Kommentar Mersad Selimbegovic: Mut des Jahn zahlt sich aus

Mersad Selimbegovic. Foto: Sascha Janne

Vor einem halben Jahr wurde Mersad Selimbegovic zum Cheftrainer von Jahn Regensburg befördert. Es war eine auf den ersten Blick mutige, aber völlig richtige Entscheidung. Ein Kommentar.

Es war der 31. Mai dieses Jahres, als Mersad Selimbegovic den Pressekonferenz-Raum der Continental Arena betrat und als neuer Cheftrainer des SSV Jahn Regensburg vorgestellt wurde. Der vormalige Co-Trainer war der Auserwählte von Geschäftsführer Christian Keller und sollte dem in die Bundesliga abgewanderten Achim Beierlorzer nachfolgen. Eine Entscheidung, die sich nach einem halben Jahr schon voll bezahlt gemacht hat.

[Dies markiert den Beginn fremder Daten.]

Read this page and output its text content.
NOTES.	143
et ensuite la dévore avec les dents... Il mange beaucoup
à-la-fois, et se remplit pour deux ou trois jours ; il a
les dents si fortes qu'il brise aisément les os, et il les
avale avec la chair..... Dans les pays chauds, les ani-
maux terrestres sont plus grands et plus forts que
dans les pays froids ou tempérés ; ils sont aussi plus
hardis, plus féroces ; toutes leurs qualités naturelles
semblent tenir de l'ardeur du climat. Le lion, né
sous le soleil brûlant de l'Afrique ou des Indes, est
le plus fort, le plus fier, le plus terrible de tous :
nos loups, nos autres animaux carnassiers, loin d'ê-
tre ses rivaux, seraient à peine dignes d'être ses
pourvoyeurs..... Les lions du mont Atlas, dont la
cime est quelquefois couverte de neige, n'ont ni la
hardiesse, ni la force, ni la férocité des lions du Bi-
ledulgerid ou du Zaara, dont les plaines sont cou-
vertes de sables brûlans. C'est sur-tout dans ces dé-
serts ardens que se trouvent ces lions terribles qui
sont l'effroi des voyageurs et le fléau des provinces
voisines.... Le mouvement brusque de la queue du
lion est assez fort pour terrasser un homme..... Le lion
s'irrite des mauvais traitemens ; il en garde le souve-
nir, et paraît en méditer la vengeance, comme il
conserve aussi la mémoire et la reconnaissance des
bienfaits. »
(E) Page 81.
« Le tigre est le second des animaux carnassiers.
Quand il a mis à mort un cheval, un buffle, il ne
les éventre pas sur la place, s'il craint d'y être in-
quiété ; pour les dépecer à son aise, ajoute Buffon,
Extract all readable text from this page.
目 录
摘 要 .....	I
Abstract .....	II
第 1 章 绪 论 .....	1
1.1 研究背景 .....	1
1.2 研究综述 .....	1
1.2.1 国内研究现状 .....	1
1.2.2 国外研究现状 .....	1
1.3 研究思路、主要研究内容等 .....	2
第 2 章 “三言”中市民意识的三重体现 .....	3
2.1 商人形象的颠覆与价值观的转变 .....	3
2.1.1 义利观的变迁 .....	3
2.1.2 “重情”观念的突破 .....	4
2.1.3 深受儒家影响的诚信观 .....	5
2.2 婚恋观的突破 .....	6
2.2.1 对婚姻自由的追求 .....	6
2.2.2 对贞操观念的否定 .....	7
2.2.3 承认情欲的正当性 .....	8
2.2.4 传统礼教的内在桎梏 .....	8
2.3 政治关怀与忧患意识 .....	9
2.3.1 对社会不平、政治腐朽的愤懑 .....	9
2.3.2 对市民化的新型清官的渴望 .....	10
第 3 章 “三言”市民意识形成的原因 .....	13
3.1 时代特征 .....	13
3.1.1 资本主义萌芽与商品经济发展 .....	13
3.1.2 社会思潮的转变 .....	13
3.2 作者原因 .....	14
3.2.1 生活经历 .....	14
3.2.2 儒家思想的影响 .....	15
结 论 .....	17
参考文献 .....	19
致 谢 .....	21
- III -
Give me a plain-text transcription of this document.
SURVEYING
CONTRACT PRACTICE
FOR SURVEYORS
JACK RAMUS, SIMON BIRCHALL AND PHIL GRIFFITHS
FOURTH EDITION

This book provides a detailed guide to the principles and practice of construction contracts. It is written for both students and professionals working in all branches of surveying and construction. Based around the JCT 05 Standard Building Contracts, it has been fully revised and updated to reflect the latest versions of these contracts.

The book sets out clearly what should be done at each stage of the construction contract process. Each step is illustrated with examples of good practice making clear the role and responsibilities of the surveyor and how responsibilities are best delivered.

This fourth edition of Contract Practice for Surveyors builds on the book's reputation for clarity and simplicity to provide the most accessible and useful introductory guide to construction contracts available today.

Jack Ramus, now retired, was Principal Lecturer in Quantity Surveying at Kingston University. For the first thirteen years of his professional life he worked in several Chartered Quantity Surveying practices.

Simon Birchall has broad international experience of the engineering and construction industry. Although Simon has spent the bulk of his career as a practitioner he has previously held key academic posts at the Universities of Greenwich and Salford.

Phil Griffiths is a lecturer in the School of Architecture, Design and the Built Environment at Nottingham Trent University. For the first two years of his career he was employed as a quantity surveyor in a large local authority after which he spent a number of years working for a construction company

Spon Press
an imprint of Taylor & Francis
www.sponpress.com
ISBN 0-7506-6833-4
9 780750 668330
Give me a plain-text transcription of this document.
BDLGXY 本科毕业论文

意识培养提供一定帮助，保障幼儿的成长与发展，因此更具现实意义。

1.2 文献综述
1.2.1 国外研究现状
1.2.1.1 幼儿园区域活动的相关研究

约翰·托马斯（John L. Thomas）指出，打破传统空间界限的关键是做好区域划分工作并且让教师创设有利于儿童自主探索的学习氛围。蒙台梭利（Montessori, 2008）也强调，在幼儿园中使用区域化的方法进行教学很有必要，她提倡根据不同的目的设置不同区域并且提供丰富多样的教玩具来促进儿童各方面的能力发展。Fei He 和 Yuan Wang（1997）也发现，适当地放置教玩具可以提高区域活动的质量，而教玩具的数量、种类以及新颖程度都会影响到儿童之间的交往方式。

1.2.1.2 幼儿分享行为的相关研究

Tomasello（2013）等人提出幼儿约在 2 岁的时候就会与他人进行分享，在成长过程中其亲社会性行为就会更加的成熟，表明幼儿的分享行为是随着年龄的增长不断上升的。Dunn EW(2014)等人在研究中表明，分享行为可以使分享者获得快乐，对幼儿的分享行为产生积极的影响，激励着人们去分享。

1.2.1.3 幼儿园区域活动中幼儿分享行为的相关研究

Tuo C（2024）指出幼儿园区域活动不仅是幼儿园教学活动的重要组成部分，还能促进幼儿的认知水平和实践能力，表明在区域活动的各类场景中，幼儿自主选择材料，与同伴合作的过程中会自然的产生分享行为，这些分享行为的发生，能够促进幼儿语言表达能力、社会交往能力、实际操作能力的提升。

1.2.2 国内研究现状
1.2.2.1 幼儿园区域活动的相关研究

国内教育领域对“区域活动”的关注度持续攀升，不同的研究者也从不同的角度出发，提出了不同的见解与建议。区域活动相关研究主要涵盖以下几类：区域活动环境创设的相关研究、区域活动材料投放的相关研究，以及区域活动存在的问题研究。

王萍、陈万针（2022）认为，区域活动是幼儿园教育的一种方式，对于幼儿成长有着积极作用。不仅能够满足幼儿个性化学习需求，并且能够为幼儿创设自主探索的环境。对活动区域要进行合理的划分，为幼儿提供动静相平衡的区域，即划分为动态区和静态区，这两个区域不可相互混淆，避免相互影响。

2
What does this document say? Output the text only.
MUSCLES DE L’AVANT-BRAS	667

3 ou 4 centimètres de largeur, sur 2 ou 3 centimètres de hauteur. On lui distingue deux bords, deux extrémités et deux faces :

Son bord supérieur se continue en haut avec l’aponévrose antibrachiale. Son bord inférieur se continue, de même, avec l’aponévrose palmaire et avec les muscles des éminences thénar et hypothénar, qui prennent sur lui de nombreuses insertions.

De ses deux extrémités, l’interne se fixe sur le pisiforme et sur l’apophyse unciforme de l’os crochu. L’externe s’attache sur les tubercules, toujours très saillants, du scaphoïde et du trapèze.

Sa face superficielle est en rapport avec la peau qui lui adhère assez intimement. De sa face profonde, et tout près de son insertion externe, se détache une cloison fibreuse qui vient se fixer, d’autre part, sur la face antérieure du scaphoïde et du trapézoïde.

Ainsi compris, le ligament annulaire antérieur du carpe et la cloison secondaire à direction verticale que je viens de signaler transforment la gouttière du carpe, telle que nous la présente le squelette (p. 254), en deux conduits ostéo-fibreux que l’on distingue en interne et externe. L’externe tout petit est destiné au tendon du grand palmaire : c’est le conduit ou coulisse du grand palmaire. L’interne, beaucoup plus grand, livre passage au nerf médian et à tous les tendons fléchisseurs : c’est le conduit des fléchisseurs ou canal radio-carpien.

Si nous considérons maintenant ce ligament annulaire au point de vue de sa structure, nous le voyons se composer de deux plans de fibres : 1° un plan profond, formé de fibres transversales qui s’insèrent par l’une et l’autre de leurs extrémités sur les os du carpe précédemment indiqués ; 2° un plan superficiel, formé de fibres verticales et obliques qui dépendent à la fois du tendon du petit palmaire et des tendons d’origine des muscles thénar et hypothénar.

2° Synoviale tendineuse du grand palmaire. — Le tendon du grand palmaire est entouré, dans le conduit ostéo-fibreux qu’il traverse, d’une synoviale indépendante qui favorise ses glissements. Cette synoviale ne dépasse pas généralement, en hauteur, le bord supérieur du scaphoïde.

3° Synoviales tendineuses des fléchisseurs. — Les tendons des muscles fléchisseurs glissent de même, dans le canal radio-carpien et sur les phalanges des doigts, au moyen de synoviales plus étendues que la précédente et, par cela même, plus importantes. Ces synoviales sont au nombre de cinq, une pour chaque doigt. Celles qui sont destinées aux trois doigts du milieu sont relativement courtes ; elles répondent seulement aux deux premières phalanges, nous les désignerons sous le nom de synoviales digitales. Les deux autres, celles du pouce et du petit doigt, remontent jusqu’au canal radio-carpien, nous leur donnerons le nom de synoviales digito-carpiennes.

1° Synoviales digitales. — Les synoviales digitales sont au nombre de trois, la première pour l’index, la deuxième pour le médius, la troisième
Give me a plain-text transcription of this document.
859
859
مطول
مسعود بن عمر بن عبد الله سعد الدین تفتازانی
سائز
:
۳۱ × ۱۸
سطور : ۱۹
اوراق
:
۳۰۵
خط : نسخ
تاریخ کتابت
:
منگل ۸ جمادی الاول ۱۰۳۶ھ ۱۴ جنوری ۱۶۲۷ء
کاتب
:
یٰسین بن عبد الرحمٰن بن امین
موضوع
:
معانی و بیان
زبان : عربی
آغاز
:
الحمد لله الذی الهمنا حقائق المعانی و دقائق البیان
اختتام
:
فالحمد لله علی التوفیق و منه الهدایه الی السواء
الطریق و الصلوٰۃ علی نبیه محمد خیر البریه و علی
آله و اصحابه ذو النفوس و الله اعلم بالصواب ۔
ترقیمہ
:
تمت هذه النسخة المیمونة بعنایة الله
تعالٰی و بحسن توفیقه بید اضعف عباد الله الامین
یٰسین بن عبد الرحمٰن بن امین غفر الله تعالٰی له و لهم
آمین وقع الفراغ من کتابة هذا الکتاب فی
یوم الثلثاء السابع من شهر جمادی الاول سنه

Es war eine mutige Entscheidung - allerdings nur auf den ersten Blick. In der Außenwahrnehmung war die Beförderung von Selimbegovic im Sommer sicher überraschend. Auf den zweiten Blick war es aber eine logische und folgerichtige Entscheidung. Denn Selimbegovic ist lange im Verein, kennt den Jahn wie kaum ein Zweiter. Er identifiziert sich mit dem Club und hat die Spielidee, die den Jahn in den vergangenen Jahren so erfolgreich gemacht hat, maßgeblich mitentwickelt.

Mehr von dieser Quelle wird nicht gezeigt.